这个时间正是白尾鹿出来觅食的时候,大概是被人追赶, 好不容易才逃脱到这边。
谢晏第一次在除了流意以外的生物上看见诧异这种生动的表情。
许镜生站起身,白尾鹿就朝他们走了过来,似乎不怕他们。
那只鹿停在他们面前,鹿角微微摇晃,尾巴左右甩着,像示意着什么。
许镜生笑了一下,抬手摸上了白尾鹿的脑袋,它就往前。
谢晏在他身后静静地看着这一幕。
书上说,白尾鹿是鹿类中最胆小的物种,大多数是独自生活觅食,警惕性也极高。
果然,连鸟兽都偏爱美人。
但破空而来的箭矢打破了这一幕的美好宁静。
那只箭射穿鹿的脖子,眨眼间,面前乖巧的白尾鹿瞬间倒地,倒在地上没了生气。
下一刻,马蹄声就渐近,他们转头,就看见庄常和他的侍卫驾马而来。
庄常手上还拿着弓,看见他们二人和倒地的鹿顿时明白过来,双手抱拳道:“实在抱歉,二人被树挡住,我以为只有一只鹿。”

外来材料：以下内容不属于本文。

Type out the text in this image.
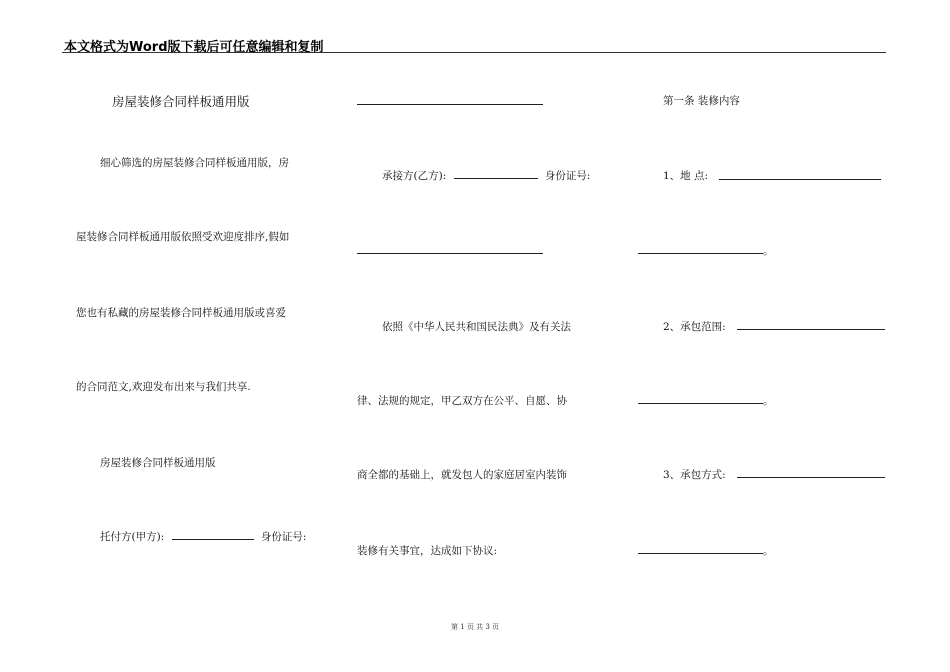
本文格式为Word版下载后可任意编辑和复制
房屋装修合同样板通用版
细心筛选的房屋装修合同样板通用版，房
屋装修合同样板通用版依照受欢迎度排序,假如
您也有私藏的房屋装修合同样板通用版或喜爱
的合同范文,欢迎发布出来与我们共享.
房屋装修合同样板通用版
托付方(甲方):	身份证号:
承接方(乙方):	身份证号:
依照《中华人民共和国民法典》及有关法
律、法规的规定，甲乙双方在公平、自愿、协
商全都的基础上，就发包人的家庭居室内装饰
装修有关事宜，达成如下协议:
第一条 装修内容
1、地 点:
。
2、承包范围:
。
3、承包方式:
。
第 1 页 共 3 页
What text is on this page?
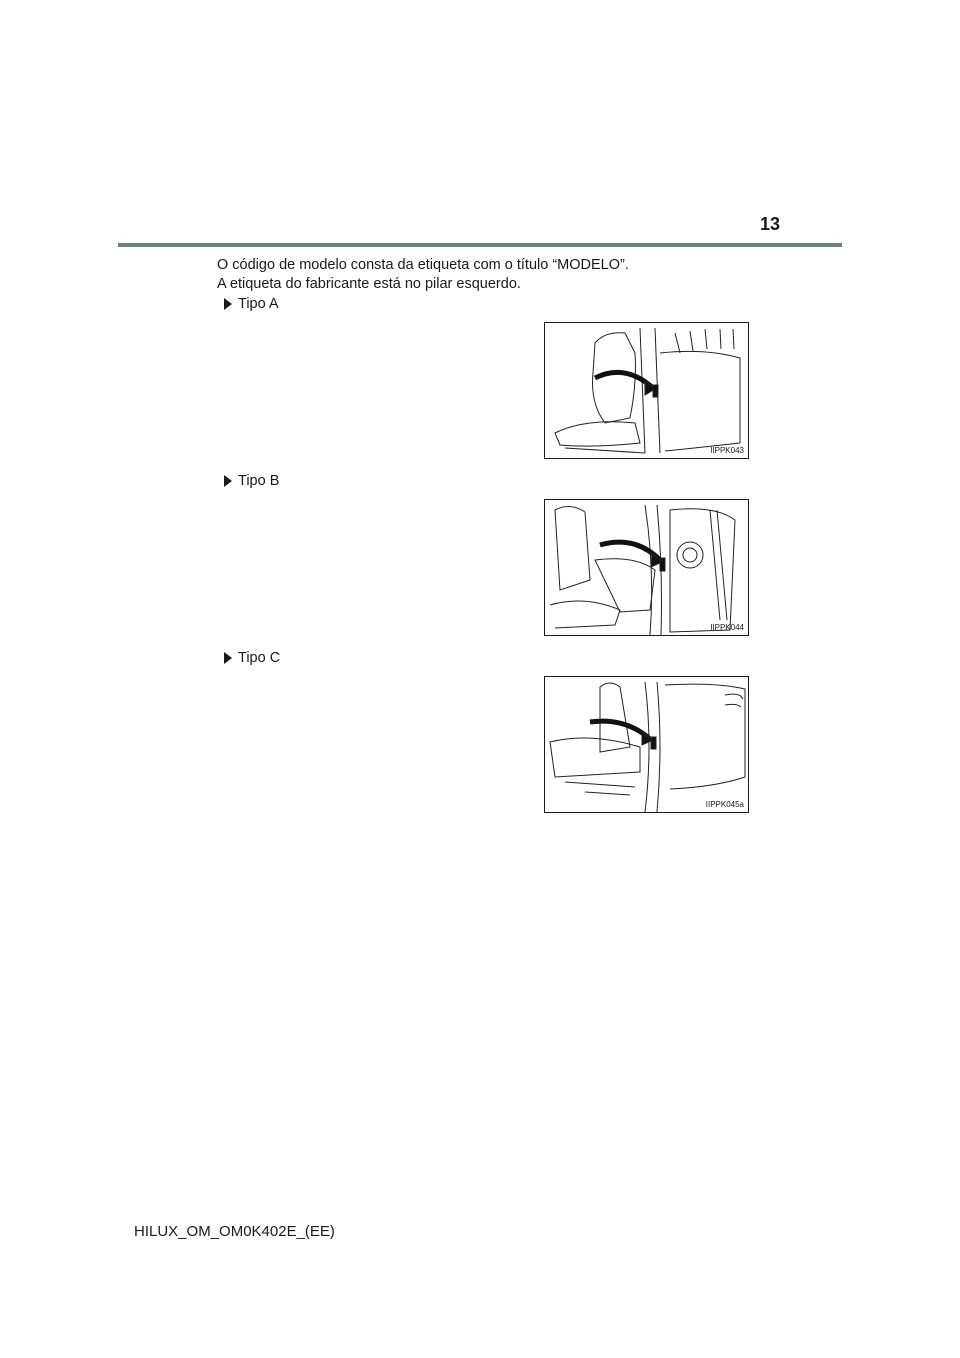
13

O código de modelo consta da etiqueta com o título “MODELO”.

A etiqueta do fabricante está no pilar esquerdo.

Tipo A
IIPPK043
Tipo B
IIPPK044
Tipo C
IIPPK045a
HILUX_OM_OM0K402E_(EE)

谢晏本来就对他印象不太好,现在看见他当面杀鹿,但狩猎场的规则就是这样,谢晏虽然生气,也说不出他的不对,况且他还先道歉了。
许镜生也是这样想的,早已淡定地收回手,往旁边站了站,语气没什么起伏:“没什么要道歉的,本来就是规则,你们拿走吧。”
侍卫把鹿的尸体拖走,庄常回头看了一眼许镜生,不一会儿也离开了。
剩下一滩鲜血,风吹来一片残叶,浮在血水上面,倒映着两人的身影。
空气里,淡淡地血腥气弥漫开来,两人的氛围也短暂的凝固了一会儿。
许镜生转身,从他身旁擦身而过,声音仍听不出喜怒。
“走吗?”
谢晏转头,许镜生已经翻身上马,一手牵着缰绳,朝他过来。
许镜生伸出手,低头看着他:“走吧。”
谢晏下意识拉上他的手跃上马背,坐到他身后。
许镜生拉着他的手顺势往自己腰上一放,随口道:“抓紧我。”
谢晏还没反应过来,黑马就扬起马蹄,嘶鸣一声,吓得谢晏前胸贴后背,双手紧紧环抱住许镜生,像抓着唯一的救命稻草。
黑马迅速朝丛林里奔去,在交错高耸的树木中穿梭,马蹄踏碎树叶,朝着某个方向而去。
行至林子深处,许镜生驾马的速度才慢了下来,操控着黑马在树林里慢慢走着。
这时谢晏才稍稍松开了紧紧抱住的手,暂时获得了片刻的喘息。还是心有余悸,把手搭在许镜生身上,以免被甩出去。
他环顾四周,疑惑的问道:“我们这是到哪了?”
“找小鹿。”许镜生感觉谢晏就在耳边,骑着马在原地徘徊不定。
小鹿?
谢晏听到这个词,也跟着他四处看了看,这片地方一片平坦,放眼望去,没有任何遮挡。
“应该不在这边吧?或许是受到惊吓跑走了?”
许镜生下马,往某个方向走去。
谢晏也紧跟着下马跟了上去。
许镜生往前走了一段路,最后在一个斜坡下找到了小鹿。
小白尾鹿后腿受了伤,在地上爬不远,小声的哀叫着。
许镜生到斜坡下面,弯腰检查了一下它的伤势,稍微一施法,那伤口就愈合了。
但被治好的小白尾鹿似乎知道什么,被治好也不走,害怕的发抖也要挨着许镜生,生疏的蹭了蹭他。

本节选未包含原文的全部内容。